I absolutely - without a doubt KNOW that you will do this.
:hug:
I have tears just thinking about how great you are doing!

paperSkin 04-14-2009 12:18 AM

Congradulations! Every pound you lose is a success story. It means you used control, did some exercise, and made an effort. You've had that success over 70 times! Yeah for you! Nothing comes easy (except gaining weight, maybe?).. so all the hard work and efforts you have been putting into your weight loss cannot and will not disappear unless you stop doing them.

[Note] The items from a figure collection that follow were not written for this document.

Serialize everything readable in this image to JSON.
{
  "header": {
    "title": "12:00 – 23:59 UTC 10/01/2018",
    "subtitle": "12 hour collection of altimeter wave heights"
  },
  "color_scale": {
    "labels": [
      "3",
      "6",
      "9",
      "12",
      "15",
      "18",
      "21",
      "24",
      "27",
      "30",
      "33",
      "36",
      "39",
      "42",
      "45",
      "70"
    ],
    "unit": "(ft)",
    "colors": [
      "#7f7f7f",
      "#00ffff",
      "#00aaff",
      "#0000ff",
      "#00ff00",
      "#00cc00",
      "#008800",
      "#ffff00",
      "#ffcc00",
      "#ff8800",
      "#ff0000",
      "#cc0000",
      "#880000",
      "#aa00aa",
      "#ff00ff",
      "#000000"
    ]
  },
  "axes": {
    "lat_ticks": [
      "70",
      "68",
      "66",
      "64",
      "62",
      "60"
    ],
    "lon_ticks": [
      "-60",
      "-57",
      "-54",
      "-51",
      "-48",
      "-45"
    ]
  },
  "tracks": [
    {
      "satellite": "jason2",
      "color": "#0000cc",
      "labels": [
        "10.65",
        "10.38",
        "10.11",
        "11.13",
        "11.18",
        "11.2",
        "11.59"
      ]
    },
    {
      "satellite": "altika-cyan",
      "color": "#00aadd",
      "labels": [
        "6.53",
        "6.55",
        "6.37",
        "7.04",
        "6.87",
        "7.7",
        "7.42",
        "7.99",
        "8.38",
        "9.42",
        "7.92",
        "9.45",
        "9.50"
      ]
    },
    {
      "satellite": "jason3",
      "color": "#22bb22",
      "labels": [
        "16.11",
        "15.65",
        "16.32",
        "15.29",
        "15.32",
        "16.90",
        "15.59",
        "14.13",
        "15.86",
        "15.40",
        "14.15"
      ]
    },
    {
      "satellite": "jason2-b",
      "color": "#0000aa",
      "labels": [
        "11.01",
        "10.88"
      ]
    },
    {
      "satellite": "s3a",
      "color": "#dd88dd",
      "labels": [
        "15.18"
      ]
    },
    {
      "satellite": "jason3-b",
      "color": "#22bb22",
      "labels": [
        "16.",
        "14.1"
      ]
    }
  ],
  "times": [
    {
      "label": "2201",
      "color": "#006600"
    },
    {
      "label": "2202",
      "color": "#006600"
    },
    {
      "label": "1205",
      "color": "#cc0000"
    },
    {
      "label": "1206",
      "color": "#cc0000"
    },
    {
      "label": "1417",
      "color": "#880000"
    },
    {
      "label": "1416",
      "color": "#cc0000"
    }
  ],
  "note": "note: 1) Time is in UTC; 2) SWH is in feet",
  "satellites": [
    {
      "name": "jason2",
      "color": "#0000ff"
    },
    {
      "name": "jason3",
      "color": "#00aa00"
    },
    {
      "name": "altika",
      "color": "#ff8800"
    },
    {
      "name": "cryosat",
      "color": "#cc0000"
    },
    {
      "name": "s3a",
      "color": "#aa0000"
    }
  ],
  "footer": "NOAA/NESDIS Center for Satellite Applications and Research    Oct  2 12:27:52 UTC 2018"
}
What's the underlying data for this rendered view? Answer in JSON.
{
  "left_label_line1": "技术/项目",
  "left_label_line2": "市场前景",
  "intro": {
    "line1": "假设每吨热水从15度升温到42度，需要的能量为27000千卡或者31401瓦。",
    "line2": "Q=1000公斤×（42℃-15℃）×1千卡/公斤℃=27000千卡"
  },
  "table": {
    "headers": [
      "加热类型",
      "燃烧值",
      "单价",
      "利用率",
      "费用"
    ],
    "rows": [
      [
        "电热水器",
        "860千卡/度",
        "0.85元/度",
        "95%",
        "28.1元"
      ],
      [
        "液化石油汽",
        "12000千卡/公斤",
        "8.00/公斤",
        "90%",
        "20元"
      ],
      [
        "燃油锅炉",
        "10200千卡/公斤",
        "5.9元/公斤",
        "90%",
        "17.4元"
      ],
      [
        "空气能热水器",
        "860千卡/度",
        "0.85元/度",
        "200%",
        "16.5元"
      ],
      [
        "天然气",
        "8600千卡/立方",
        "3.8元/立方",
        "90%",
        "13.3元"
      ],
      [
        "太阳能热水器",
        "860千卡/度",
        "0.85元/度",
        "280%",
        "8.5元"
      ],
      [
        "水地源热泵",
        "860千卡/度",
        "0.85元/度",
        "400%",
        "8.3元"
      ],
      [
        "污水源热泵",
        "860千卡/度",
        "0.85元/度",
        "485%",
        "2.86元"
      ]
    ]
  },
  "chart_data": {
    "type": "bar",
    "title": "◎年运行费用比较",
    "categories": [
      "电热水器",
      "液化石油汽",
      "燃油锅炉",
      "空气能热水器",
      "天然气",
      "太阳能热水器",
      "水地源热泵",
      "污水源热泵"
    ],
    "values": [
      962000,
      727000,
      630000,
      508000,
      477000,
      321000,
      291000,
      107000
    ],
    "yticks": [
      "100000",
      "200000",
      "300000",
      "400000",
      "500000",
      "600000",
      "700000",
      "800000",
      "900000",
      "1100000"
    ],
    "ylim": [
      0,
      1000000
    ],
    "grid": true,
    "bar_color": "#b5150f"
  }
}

That is the most amazing thing about weight loss - it is something YOU control!

Oh and yes, to restate the comment of the last poster.. your posts are very informative.. you have done more than lose your 70 pounds, your information and advice have helped others to lose theirs.. the credit may not show up on your scale, but those successes also partially belong to you.

kaplods 04-14-2009 02:51 AM

In many ways, this has been the easy way, which I think is why I sometimes don't feel the weight of the success. I decided not to be upset with myself, not to do anything I wasn't willing to do forever, make everything as "fun" as it could be (including sticker charts, incentive "contests" with myself, choosing fun ways to exercise, looking at the process as pampering not punishing myself). The only difficult part this time, is sticking to my food plan as consistently as I would like. Even the slow progress usually is ok with me.

It sure beats all the white knuckled tooth and nail methods of the past.

time2lose 04-14-2009 09:19 AM

Colleen - Congratulations!

I always enjoy your posts. They are very insightful and thought provoking. I believe that you will reach your destination in this journey.